‘In the end, my Immaculate Heart will triumph’

Father John A. Kiley
Posted

On May 13, as Pope Francis canonized at the Basilica of Our Lady of the Rosary in Fatima, Portugal two of the local shepherd children who first witnessed the appearance of the Blessed Mother at the site in 1917, more than 1,000 pilgrims joined in a grand procession into the Cathedral of SS. Peter and Paul in Providence as Bishop Thomas J. Tobin marked the centenary of the Fatima apparitions. Part of this local commemoration was an Act of Consecration of the entire diocese of Providence to the Immaculate Heart of Mary reflecting the Virgin of Fatima’s deliberate and urgent request to the three favored children. As the world continues to observe the 100th anniversary of Mary’s appearance to the visionaries, a closer reflection on the Blessed Mother’s exact instruction concerning the consecration of the whole world to her Immaculate Heart is appropriate. Mary’s pointed words on the urgency of a worldwide act of consecration on behalf of her Immaculate Heart were spoken 100 years ago today, July 13, 1917. Consider them with an eye to the past 100 years:

“You have seen hell where the souls of poor sinners go. To save them, God wishes to establish in the world devotion to my Immaculate Heart. If what I say to you is done, many souls will be saved and there will be peace. The war is going to end: but if people do not cease offending God, a worse one will break out during the Pontificate of Pius XI. When you see a night illumined by an unknown light, know that this is the great sign given you by God that he is about to punish the world for its crimes, by means of war, famine, and persecutions of the Church and of the Holy Father. To prevent this, I shall come to ask for the consecration of Russia to my Immaculate Heart, and the Communion of reparation on the First Saturdays. If my requests are heeded, Russia will be converted, and there will be peace; if not, she will spread her errors throughout the world, causing wars and persecutions of the Church. The good will be martyred; the Holy Father will have much to suffer; various nations will be annihilated. In the end, my Immaculate Heart will triumph. The Holy Father will consecrate Russia to me, and she shall be converted, and a period of peace will be granted to the world.”

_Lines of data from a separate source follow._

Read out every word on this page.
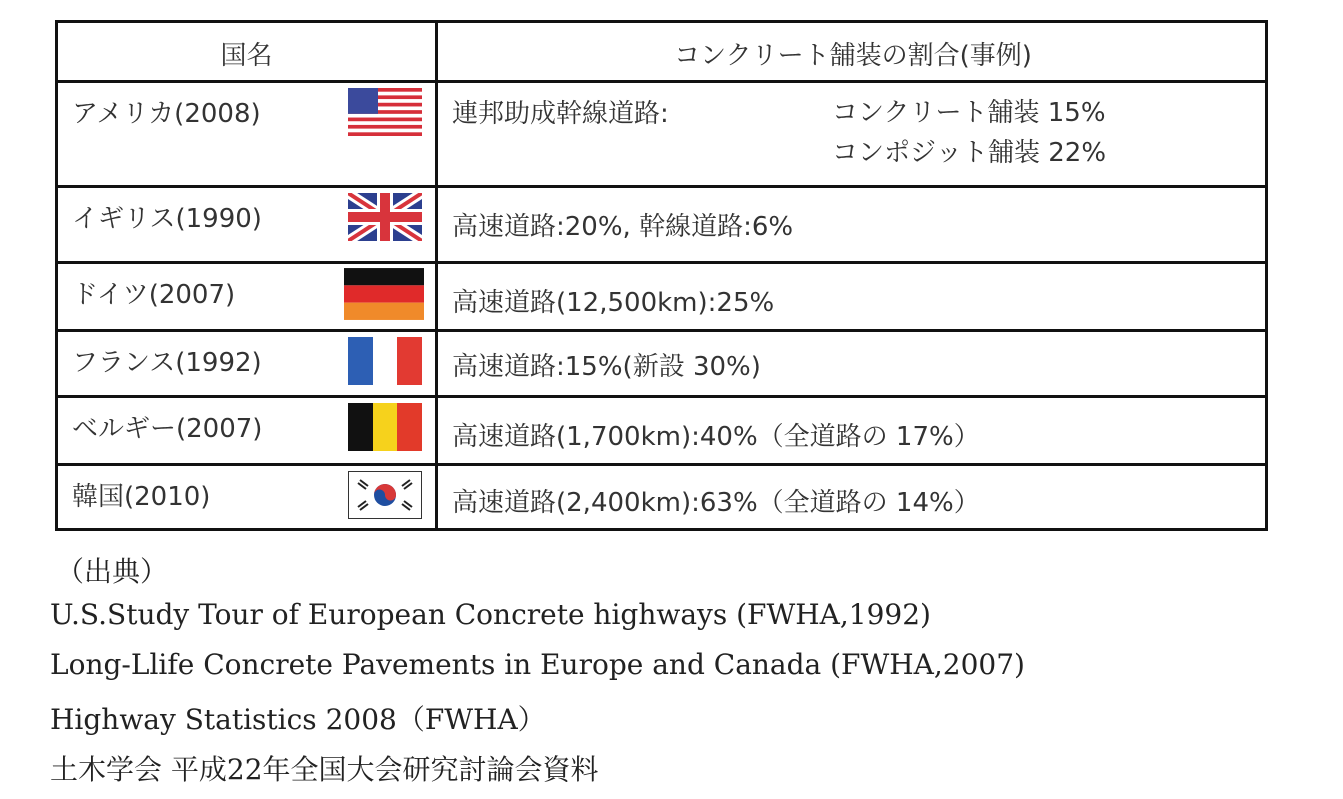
国名	コンクリート舗装の割合(事例)
アメリカ(2008)	連邦助成幹線道路:	コンクリート舗装 15%
コンポジット舗装 22%
イギリス(1990)	高速道路:20%, 幹線道路:6%
ドイツ(2007)	高速道路(12,500km):25%
フランス(1992)	高速道路:15%(新設 30%)
ベルギー(2007)	高速道路(1,700km):40%（全道路の 17%）
韓国(2010)	高速道路(2,400km):63%（全道路の 14%）
（出典）
U.S.Study Tour of European Concrete highways (FWHA,1992)
Long-Llife Concrete Pavements in Europe and Canada (FWHA,2007)
Highway Statistics 2008（FWHA）
土木学会 平成22年全国大会研究討論会資料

The Blessed Virgin’s call for a universal action by the Church consecrating Russia to her Immaculate Heart would seem to be a rather innocent pious event. Yet many Fatima observers claim that the whole Church has never really complied with Mary’s request. Individual bishops and particular popes have consecrated their dioceses and the Church and even Russia to the Immaculate Heart. But this has been done separately and not collectively as Mary’s original word’s seemed to demand. Fatima devotees find this distressing. This caution in making a universal consecratory act might stem from both ecumenical and political considerations.

Mary appeared to the children in 1917 during the pontificate of Pope Benedict XV who is little remembered today but who was quite ecumenically active toward the Orthodox Churches of the Middle East and Eastern Europe. To engage these churches fraternally in an ecumenical dialogue while simultaneously praying for their “conversion” must have been a touchy subject. Pope Pius XII took tentative, but incomplete, steps to carry out this consecration. Perhaps defeating the Nazis and the Communists was more pressing than converting the Orthodox. Again, as professor Howard Kainz of Marquette University observes, dramatic developments took place during the 1960s at Vatican II, as hundreds of bishops who advocated the consecration of Russia were sidelined by the Vatican’s subdued Ostpolitik towards the USSR and by the presence of Russian Orthodox hierarchs who had been invited to the Council. Finally, Pope John Paul II, after consulting with Sr. Lucia and working with political movements in Poland and joining with President Reagan to loosen the grip of the Soviets, made the consecration after experiencing what he considered to be Mary’s rescue from an assassin’s bullet. This consecration took place as the Soviet Union eyed Europe’s agreement to accept American medium-range missiles in 1983.

The Soviet Union has since fallen and public religious practice has resumed somewhat in Russia. But exactly what the conversion of a nation with a thousand year history of Orthodoxy entails is quite puzzling. Furthermore, at the present moment, inviting Eastern Orthodoxy to embrace the secularized Christianity of the West is hardly an offer that would quicken the piety of any prospective converts. Still, let’s not forget: “In the end, my Immaculate Heart will triumph,” Mary declared defiantly in 1917. The Czar has come and gone since then; the Soviet Union has come and gone since then; Roman Catholic masses are celebrated daily for small congregations in the larger cities of Russia. Eventually Mary’s words will indeed be fulfilled.